The Australian Medical Association (AMA) has criticised the Federal Government’s Living Longer Living Stronger Aged Care Reform policies for not placing a higher priority on the medical needs of older Australians.

“The health needs of older Australians are not being given top priority,” AMA President Dr Hambleton said.

“There will be no discussion about securing medical and nursing services for older Australians who are living independently or in residential aged care facilities.

“The Living Longer Living Better package gives medical care little attention.

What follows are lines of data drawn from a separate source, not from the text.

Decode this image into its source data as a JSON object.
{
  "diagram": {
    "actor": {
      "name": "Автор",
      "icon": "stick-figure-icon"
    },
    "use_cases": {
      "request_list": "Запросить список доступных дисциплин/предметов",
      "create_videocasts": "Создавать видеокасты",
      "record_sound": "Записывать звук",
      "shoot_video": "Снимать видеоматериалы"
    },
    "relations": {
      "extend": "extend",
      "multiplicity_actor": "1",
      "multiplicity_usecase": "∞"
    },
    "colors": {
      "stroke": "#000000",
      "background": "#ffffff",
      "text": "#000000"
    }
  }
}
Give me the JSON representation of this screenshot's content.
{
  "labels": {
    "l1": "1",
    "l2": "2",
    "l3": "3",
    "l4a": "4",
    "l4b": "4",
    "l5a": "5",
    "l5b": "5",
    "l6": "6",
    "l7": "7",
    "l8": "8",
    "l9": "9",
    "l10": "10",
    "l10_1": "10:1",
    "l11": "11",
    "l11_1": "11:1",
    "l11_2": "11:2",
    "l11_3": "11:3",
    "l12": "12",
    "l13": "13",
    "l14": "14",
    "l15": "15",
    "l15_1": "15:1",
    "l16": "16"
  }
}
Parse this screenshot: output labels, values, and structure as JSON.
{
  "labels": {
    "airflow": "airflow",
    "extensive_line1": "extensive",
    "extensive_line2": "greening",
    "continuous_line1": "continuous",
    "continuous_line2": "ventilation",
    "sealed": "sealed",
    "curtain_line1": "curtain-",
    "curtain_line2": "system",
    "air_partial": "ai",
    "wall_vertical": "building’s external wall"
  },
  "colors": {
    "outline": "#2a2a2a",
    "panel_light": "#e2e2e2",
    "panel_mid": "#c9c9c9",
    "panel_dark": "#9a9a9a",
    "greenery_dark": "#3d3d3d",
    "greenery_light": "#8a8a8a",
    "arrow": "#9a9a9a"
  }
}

“The package has funding for medical practitioners to make a more timely diagnosis of dementia, and for palliative care, but the amount of funding for these services is yet to be specified.”

The Minister for Ageing Mark Butler discussed the Aged Care reform package in Adelaide at the inaugural 2012 National Aged Care Conference this week.

Announced in April, the Living Longer Living Better package provides $3.7 billion over five years which the Federal Government says will build a better, fairer and more nationally consistent aged care system.

Minister Butler told the Adelaide conference the Government’s 10-year plan would deliver more choice and control, easier access, and better quality care for older Australians and their families.

“This is a very complex, multi-layered policy and it has many implementation challenges, but I'm confident that it has strong community support,” he said.

The Chair of the Aged Form Reform Implementation Council, Peter Shergold, told the conference that in evaluating reforms as they’re implemented there are certain questions: what’s working and why? what’s not working and why not?

“I look to a future in which aged care provision will be driven more by the people actually using the system and less by government regulation. Policy implementation is about process,” Shergold said.